Saturday, January 5, 2013

Living life before a camera


Neil at age 14
"Give me a child until he is seven, and I will give you the man."
--St. Francis Xavier (attributed)

In 1964, British television produced a documentary, later released in theaters as Seven Up!, showcasing the lives of fourteen British seven-year-olds from various socio-economic classes.  Since then, every seven years a follow-up film has been released, following the lives of these kids as they grew up and aged. 

This year, 56 Up is being released, reviewed in yesterday's New York Times. The series explicitly takes the quotation from St. Francis Xavier as its theme.

I'm not sure when I began watching the series, but it probably was with either 21 Up or 28 Up.  Each film to date has set the stage for its discussion of each participant by showing brief scenes of his or her life from earlier films.  The primary lesson of the project is the continuing lack of social mobility in the United Kingdom, contrary to the expectations of the producers of the initial film. 

The boy from a privileged school, who at age seven told the camera that "We think I'm going to Cambridge and Trinity Hall," was close enough in his foresight.  He went to Oxford and is today a successful lawyer.  The three girls from a working class school grew up as genial, friendly, but clearly lower class adults.  The most riveting story, as most viewers agree, and the one least representative of the series's eventual thesis, was that of Neil.  As a seven and fourteen year old, Neil appeared to be scientifically precocious with dreams of being a physicist.  By his twenties, he had lost direction, and for years was a homeless wanderer.  By the time of 49 Up, he had regained some minimal direction to his life, although at a far lower level than one would have expected from his childhood.

The study of the persistence of class distinctions is interesting, although probably more so to a British than to an American audience.  For me, the fascination has been the ability to watch kids from different walks of life grow into middle aged adults.  Fascinating, and -- to me, at least -- saddening.  Neil is but an extreme example of my general observation that children -- no matter how "successful" -- rarely live up to the hopes and expectations of their childhoods.  I suppose this is logically necessary and obvious -- a child has a million potentialities; an adult, in the limited years of human life, can fulfill only one, or a very small number, of those potentialities. 

The uppermost quotation on my sidebar begins: "Life is a tragedy for those who feel."  I suppose that much of life's tragedy is rooted in this contrast between the seemingly unlimited potential of children and their limited accomplishments as adults.

I'm reminded of a novel I read long ago about an English boys' school.  An assistant headmaster, watching a graduating class assemble, mused over this same question.
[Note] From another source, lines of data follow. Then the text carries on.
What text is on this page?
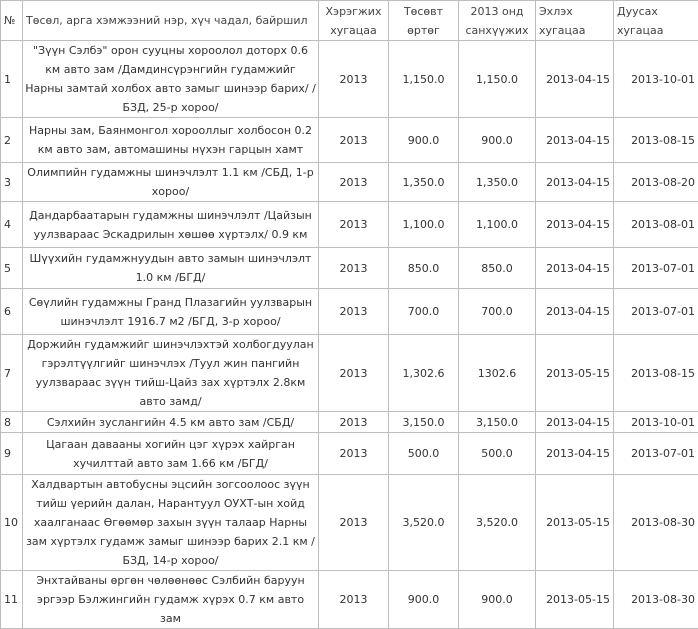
№	Төсөл, арга хэмжээний нэр, хүч чадал, байршил	Хэрэгжих хугацаа	Төсөвт өртөг	2013 онд санхүүжих	Эхлэх хугацаа	Дуусах хугацаа
1	"Зүүн Сэлбэ" орон сууцны хороолол доторх 0.6 км авто зам /Дамдинсүрэнгийн гудамжийг Нарны замтай холбох авто замыг шинээр барих/ /БЗД, 25-р хороо/	2013	1,150.0	1,150.0	2013-04-15	2013-10-01
2	Нарны зам, Баянмонгол хорооллыг холбосон 0.2 км авто зам, автомашины нүхэн гарцын хамт	2013	900.0	900.0	2013-04-15	2013-08-15
3	Олимпийн гудамжны шинэчлэлт 1.1 км /СБД, 1-р хороо/	2013	1,350.0	1,350.0	2013-04-15	2013-08-20
4	Дандарбаатарын гудамжны шинэчлэлт /Цайзын уулзвараас Эскадрилын хөшөө хүртэлх/ 0.9 км	2013	1,100.0	1,100.0	2013-04-15	2013-08-01
5	Шүүхийн гудамжнуудын авто замын шинэчлэлт 1.0 км /БГД/	2013	850.0	850.0	2013-04-15	2013-07-01
6	Сөүлийн гудамжны Гранд Плазагийн уулзварын шинэчлэлт 1916.7 м2 /БГД, 3-р хороо/	2013	700.0	700.0	2013-04-15	2013-07-01
7	Доржийн гудамжийг шинэчлэхтэй холбогдуулан гэрэлтүүлгийг шинэчлэх /Туул жин пангийн уулзвараас зүүн тийш-Цайз зах хүртэлх 2.8км авто замд/	2013	1,302.6	1302.6	2013-05-15	2013-08-15
8	Сэлхийн зуслангийн 4.5 км авто зам /СБД/	2013	3,150.0	3,150.0	2013-04-15	2013-10-01
9	Цагаан давааны хогийн цэг хүрэх хайрган хучилттай авто зам 1.66 км /БГД/	2013	500.0	500.0	2013-04-15	2013-07-01
10	Халдвартын автобусны эцсийн зогсоолоос зүүн тийш үерийн далан, Нарантуул ОУХТ-ын хойд хаалганаас Өгөөмөр захын зүүн талаар Нарны зам хүртэлх гудамж замыг шинээр барих 2.1 км /БЗД, 14-р хороо/	2013	3,520.0	3,520.0	2013-05-15	2013-08-30
11	Энхтайваны өргөн чөлөөнөөс Сэлбийн баруун эргээр Бэлжингийн гудамж хүрэх 0.7 км авто зам	2013	900.0	900.0	2013-05-15	2013-08-30
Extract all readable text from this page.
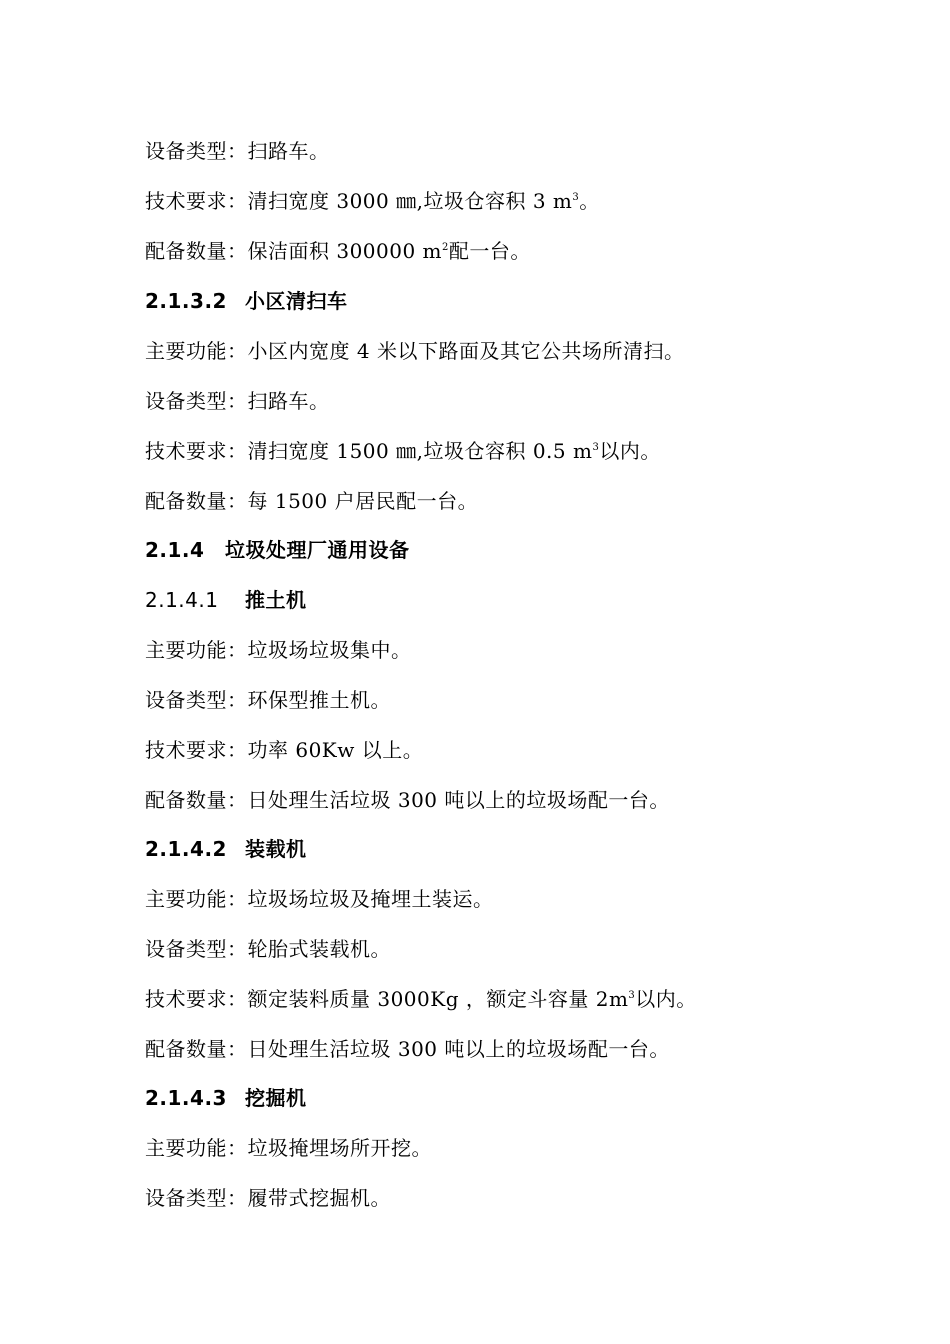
设备类型：扫路车。
技术要求：清扫宽度 3000 ㎜,垃圾仓容积 3 $m^3$。
配备数量：保洁面积 300000 $m^2$配一台。
2.1.3.2 小区清扫车
主要功能：小区内宽度 4 米以下路面及其它公共场所清扫。
设备类型：扫路车。
技术要求：清扫宽度 1500 ㎜,垃圾仓容积 0.5 $m^3$以内。
配备数量：每 1500 户居民配一台。
2.1.4 垃圾处理厂通用设备
2.1.4.1 推土机
主要功能：垃圾场垃圾集中。
设备类型：环保型推土机。
技术要求：功率 60Kw 以上。
配备数量：日处理生活垃圾 300 吨以上的垃圾场配一台。
2.1.4.2 装载机
主要功能：垃圾场垃圾及掩埋土装运。
设备类型：轮胎式装载机。
技术要求：额定装料质量 3000Kg ，额定斗容量 $2m^3$以内。
配备数量：日处理生活垃圾 300 吨以上的垃圾场配一台。
2.1.4.3 挖掘机
主要功能：垃圾掩埋场所开挖。
设备类型：履带式挖掘机。
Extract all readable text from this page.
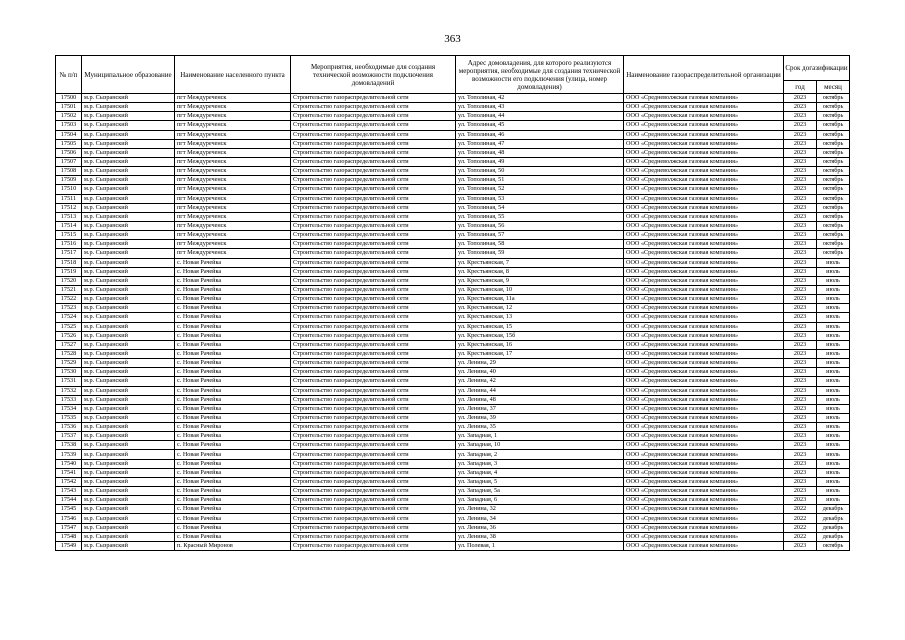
363
№ п/п	Муниципальное образование	Наименование населенного пункта	Мероприятия, необходимые для создания технической возможности подключения домовладений	Адрес домовладения, для которого реализуются мероприятия, необходимые для создания технической возможности его подключения (улица, номер домовладения)	Наименование газораспределительной организации	Срок догазификации	
						год	месяц
17500	м.р. Сызранский	пгт Междуреченск	Строительство газораспределительной сети	ул. Тополиная, 42	ООО «Средневолжская газовая компания»	2023	октябрь
17501	м.р. Сызранский	пгт Междуреченск	Строительство газораспределительной сети	ул. Тополиная, 43	ООО «Средневолжская газовая компания»	2023	октябрь
17502	м.р. Сызранский	пгт Междуреченск	Строительство газораспределительной сети	ул. Тополиная, 44	ООО «Средневолжская газовая компания»	2023	октябрь
17503	м.р. Сызранский	пгт Междуреченск	Строительство газораспределительной сети	ул. Тополиная, 45	ООО «Средневолжская газовая компания»	2023	октябрь
17504	м.р. Сызранский	пгт Междуреченск	Строительство газораспределительной сети	ул. Тополиная, 46	ООО «Средневолжская газовая компания»	2023	октябрь
17505	м.р. Сызранский	пгт Междуреченск	Строительство газораспределительной сети	ул. Тополиная, 47	ООО «Средневолжская газовая компания»	2023	октябрь
17506	м.р. Сызранский	пгт Междуреченск	Строительство газораспределительной сети	ул. Тополиная, 48	ООО «Средневолжская газовая компания»	2023	октябрь
17507	м.р. Сызранский	пгт Междуреченск	Строительство газораспределительной сети	ул. Тополиная, 49	ООО «Средневолжская газовая компания»	2023	октябрь
17508	м.р. Сызранский	пгт Междуреченск	Строительство газораспределительной сети	ул. Тополиная, 50	ООО «Средневолжская газовая компания»	2023	октябрь
17509	м.р. Сызранский	пгт Междуреченск	Строительство газораспределительной сети	ул. Тополиная, 51	ООО «Средневолжская газовая компания»	2023	октябрь
17510	м.р. Сызранский	пгт Междуреченск	Строительство газораспределительной сети	ул. Тополиная, 52	ООО «Средневолжская газовая компания»	2023	октябрь
17511	м.р. Сызранский	пгт Междуреченск	Строительство газораспределительной сети	ул. Тополиная, 53	ООО «Средневолжская газовая компания»	2023	октябрь
17512	м.р. Сызранский	пгт Междуреченск	Строительство газораспределительной сети	ул. Тополиная, 54	ООО «Средневолжская газовая компания»	2023	октябрь
17513	м.р. Сызранский	пгт Междуреченск	Строительство газораспределительной сети	ул. Тополиная, 55	ООО «Средневолжская газовая компания»	2023	октябрь
17514	м.р. Сызранский	пгт Междуреченск	Строительство газораспределительной сети	ул. Тополиная, 56	ООО «Средневолжская газовая компания»	2023	октябрь
17515	м.р. Сызранский	пгт Междуреченск	Строительство газораспределительной сети	ул. Тополиная, 57	ООО «Средневолжская газовая компания»	2023	октябрь
17516	м.р. Сызранский	пгт Междуреченск	Строительство газораспределительной сети	ул. Тополиная, 58	ООО «Средневолжская газовая компания»	2023	октябрь
17517	м.р. Сызранский	пгт Междуреченск	Строительство газораспределительной сети	ул. Тополиная, 59	ООО «Средневолжская газовая компания»	2023	октябрь
17518	м.р. Сызранский	с. Новая Рачейка	Строительство газораспределительной сети	ул. Крестьянская, 7	ООО «Средневолжская газовая компания»	2023	июль
17519	м.р. Сызранский	с. Новая Рачейка	Строительство газораспределительной сети	ул. Крестьянская, 8	ООО «Средневолжская газовая компания»	2023	июль
17520	м.р. Сызранский	с. Новая Рачейка	Строительство газораспределительной сети	ул. Крестьянская, 9	ООО «Средневолжская газовая компания»	2023	июль
17521	м.р. Сызранский	с. Новая Рачейка	Строительство газораспределительной сети	ул. Крестьянская, 10	ООО «Средневолжская газовая компания»	2023	июль
17522	м.р. Сызранский	с. Новая Рачейка	Строительство газораспределительной сети	ул. Крестьянская, 11а	ООО «Средневолжская газовая компания»	2023	июль
17523	м.р. Сызранский	с. Новая Рачейка	Строительство газораспределительной сети	ул. Крестьянская, 12	ООО «Средневолжская газовая компания»	2023	июль
17524	м.р. Сызранский	с. Новая Рачейка	Строительство газораспределительной сети	ул. Крестьянская, 13	ООО «Средневолжская газовая компания»	2023	июль
17525	м.р. Сызранский	с. Новая Рачейка	Строительство газораспределительной сети	ул. Крестьянская, 15	ООО «Средневолжская газовая компания»	2023	июль
17526	м.р. Сызранский	с. Новая Рачейка	Строительство газораспределительной сети	ул. Крестьянская, 15б	ООО «Средневолжская газовая компания»	2023	июль
17527	м.р. Сызранский	с. Новая Рачейка	Строительство газораспределительной сети	ул. Крестьянская, 16	ООО «Средневолжская газовая компания»	2023	июль
17528	м.р. Сызранский	с. Новая Рачейка	Строительство газораспределительной сети	ул. Крестьянская, 17	ООО «Средневолжская газовая компания»	2023	июль
17529	м.р. Сызранский	с. Новая Рачейка	Строительство газораспределительной сети	ул. Ленина, 29	ООО «Средневолжская газовая компания»	2023	июль
17530	м.р. Сызранский	с. Новая Рачейка	Строительство газораспределительной сети	ул. Ленина, 40	ООО «Средневолжская газовая компания»	2023	июль
17531	м.р. Сызранский	с. Новая Рачейка	Строительство газораспределительной сети	ул. Ленина, 42	ООО «Средневолжская газовая компания»	2023	июль
17532	м.р. Сызранский	с. Новая Рачейка	Строительство газораспределительной сети	ул. Ленина, 44	ООО «Средневолжская газовая компания»	2023	июль
17533	м.р. Сызранский	с. Новая Рачейка	Строительство газораспределительной сети	ул. Ленина, 48	ООО «Средневолжская газовая компания»	2023	июль
17534	м.р. Сызранский	с. Новая Рачейка	Строительство газораспределительной сети	ул. Ленина, 37	ООО «Средневолжская газовая компания»	2023	июль
17535	м.р. Сызранский	с. Новая Рачейка	Строительство газораспределительной сети	ул. Ленина, 39	ООО «Средневолжская газовая компания»	2023	июль
17536	м.р. Сызранский	с. Новая Рачейка	Строительство газораспределительной сети	ул. Ленина, 35	ООО «Средневолжская газовая компания»	2023	июль
17537	м.р. Сызранский	с. Новая Рачейка	Строительство газораспределительной сети	ул. Западная, 1	ООО «Средневолжская газовая компания»	2023	июль
17538	м.р. Сызранский	с. Новая Рачейка	Строительство газораспределительной сети	ул. Западная, 10	ООО «Средневолжская газовая компания»	2023	июль
17539	м.р. Сызранский	с. Новая Рачейка	Строительство газораспределительной сети	ул. Западная, 2	ООО «Средневолжская газовая компания»	2023	июль
17540	м.р. Сызранский	с. Новая Рачейка	Строительство газораспределительной сети	ул. Западная, 3	ООО «Средневолжская газовая компания»	2023	июль
17541	м.р. Сызранский	с. Новая Рачейка	Строительство газораспределительной сети	ул. Западная, 4	ООО «Средневолжская газовая компания»	2023	июль
17542	м.р. Сызранский	с. Новая Рачейка	Строительство газораспределительной сети	ул. Западная, 5	ООО «Средневолжская газовая компания»	2023	июль
17543	м.р. Сызранский	с. Новая Рачейка	Строительство газораспределительной сети	ул. Западная, 5а	ООО «Средневолжская газовая компания»	2023	июль
17544	м.р. Сызранский	с. Новая Рачейка	Строительство газораспределительной сети	ул. Западная, 6	ООО «Средневолжская газовая компания»	2023	июль
17545	м.р. Сызранский	с. Новая Рачейка	Строительство газораспределительной сети	ул. Ленина, 32	ООО «Средневолжская газовая компания»	2022	декабрь
17546	м.р. Сызранский	с. Новая Рачейка	Строительство газораспределительной сети	ул. Ленина, 34	ООО «Средневолжская газовая компания»	2022	декабрь
17547	м.р. Сызранский	с. Новая Рачейка	Строительство газораспределительной сети	ул. Ленина, 36	ООО «Средневолжская газовая компания»	2022	декабрь
17548	м.р. Сызранский	с. Новая Рачейка	Строительство газораспределительной сети	ул. Ленина, 38	ООО «Средневолжская газовая компания»	2022	декабрь
17549	м.р. Сызранский	п. Красный Миронов	Строительство газораспределительной сети	ул. Полевая, 1	ООО «Средневолжская газовая компания»	2023	октябрь
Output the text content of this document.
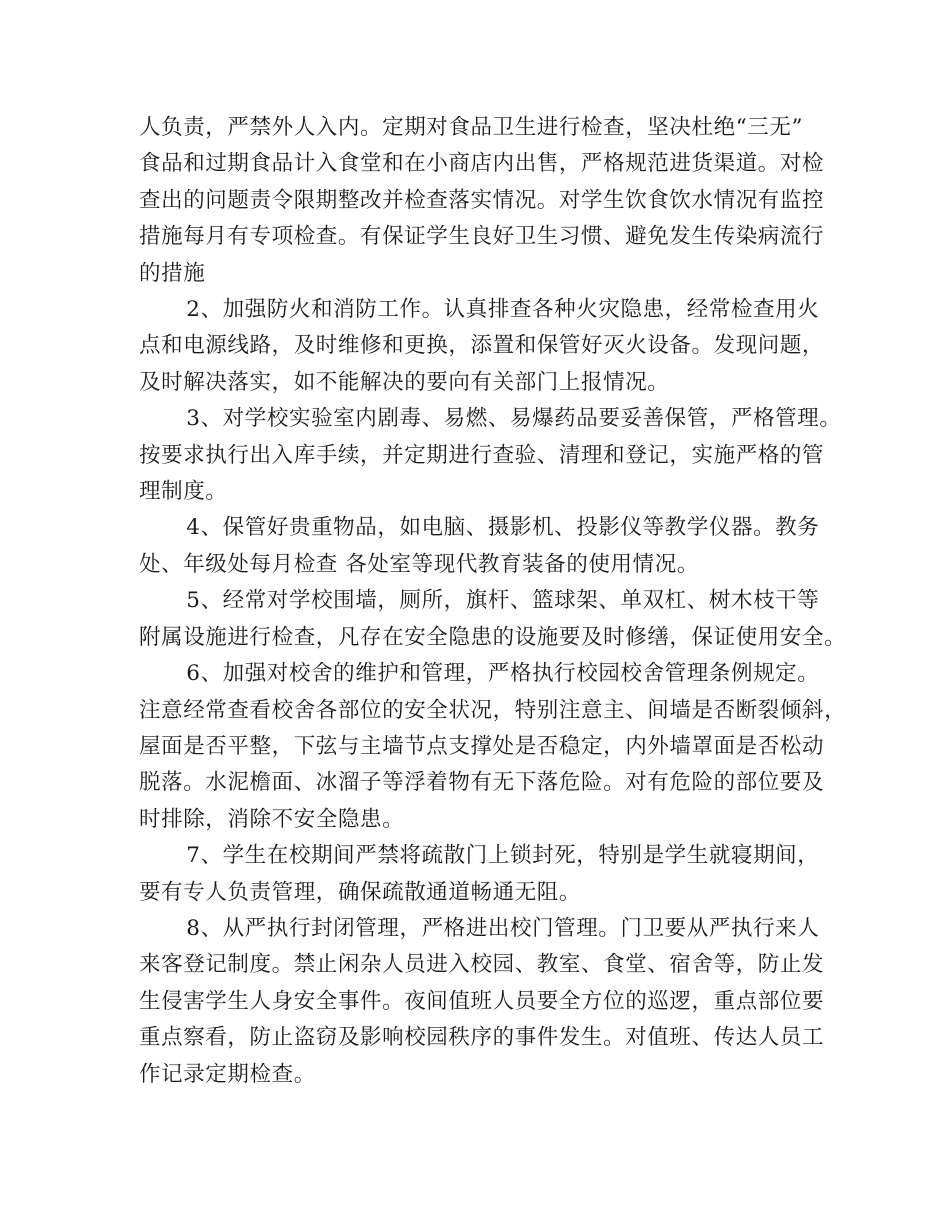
人负责，严禁外人入内。定期对食品卫生进行检查，坚决杜绝“三无”
食品和过期食品计入食堂和在小商店内出售，严格规范进货渠道。对检
查出的问题责令限期整改并检查落实情况。对学生饮食饮水情况有监控
措施每月有专项检查。有保证学生良好卫生习惯、避免发生传染病流行
的措施

2、加强防火和消防工作。认真排查各种火灾隐患，经常检查用火
点和电源线路，及时维修和更换，添置和保管好灭火设备。发现问题，
及时解决落实，如不能解决的要向有关部门上报情况。

3、对学校实验室内剧毒、易燃、易爆药品要妥善保管，严格管理。
按要求执行出入库手续，并定期进行查验、清理和登记，实施严格的管
理制度。

4、保管好贵重物品，如电脑、摄影机、投影仪等教学仪器。教务
处、年级处每月检查 各处室等现代教育装备的使用情况。

5、经常对学校围墙，厕所，旗杆、篮球架、单双杠、树木枝干等
附属设施进行检查，凡存在安全隐患的设施要及时修缮，保证使用安全。

6、加强对校舍的维护和管理，严格执行校园校舍管理条例规定。
注意经常查看校舍各部位的安全状况，特别注意主、间墙是否断裂倾斜，
屋面是否平整，下弦与主墙节点支撑处是否稳定，内外墙罩面是否松动
脱落。水泥檐面、冰溜子等浮着物有无下落危险。对有危险的部位要及
时排除，消除不安全隐患。

7、学生在校期间严禁将疏散门上锁封死，特别是学生就寝期间，
要有专人负责管理，确保疏散通道畅通无阻。

8、从严执行封闭管理，严格进出校门管理。门卫要从严执行来人
来客登记制度。禁止闲杂人员进入校园、教室、食堂、宿舍等，防止发
生侵害学生人身安全事件。夜间值班人员要全方位的巡逻，重点部位要
重点察看，防止盗窃及影响校园秩序的事件发生。对值班、传达人员工
作记录定期检查。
Chaps came back, sometimes up to his room at night for tea and biscuits, and one could sense a disappointment.  They found him old, limited, unaltering, parochial.  ...  They were all profoundly unaware of the fact that they had been remarkably curious young birds, filled with unexpectedness, humor, vitality and promise, and were now ordinary, domesticated young men and, by comparison with their former selves, cracking bores.
--Michael Campbell

The teacher was wrong to blame the boys, who had moved on with their lives, and it's wrong for us to blame either 56 Up's now-aging adults personally, or the British class system in which they live, for the sadness we may feel as we watch their lives pass swiftly before us.

Similar sadness has been felt in every era of mankind's history.  This sadness flows necessarily from the shortness of our lives and the dwindling levels of curiosity and energy that begin for many of us almost before we leave home.  Such sadness represents a significant part of the "tragedy" of the human condition.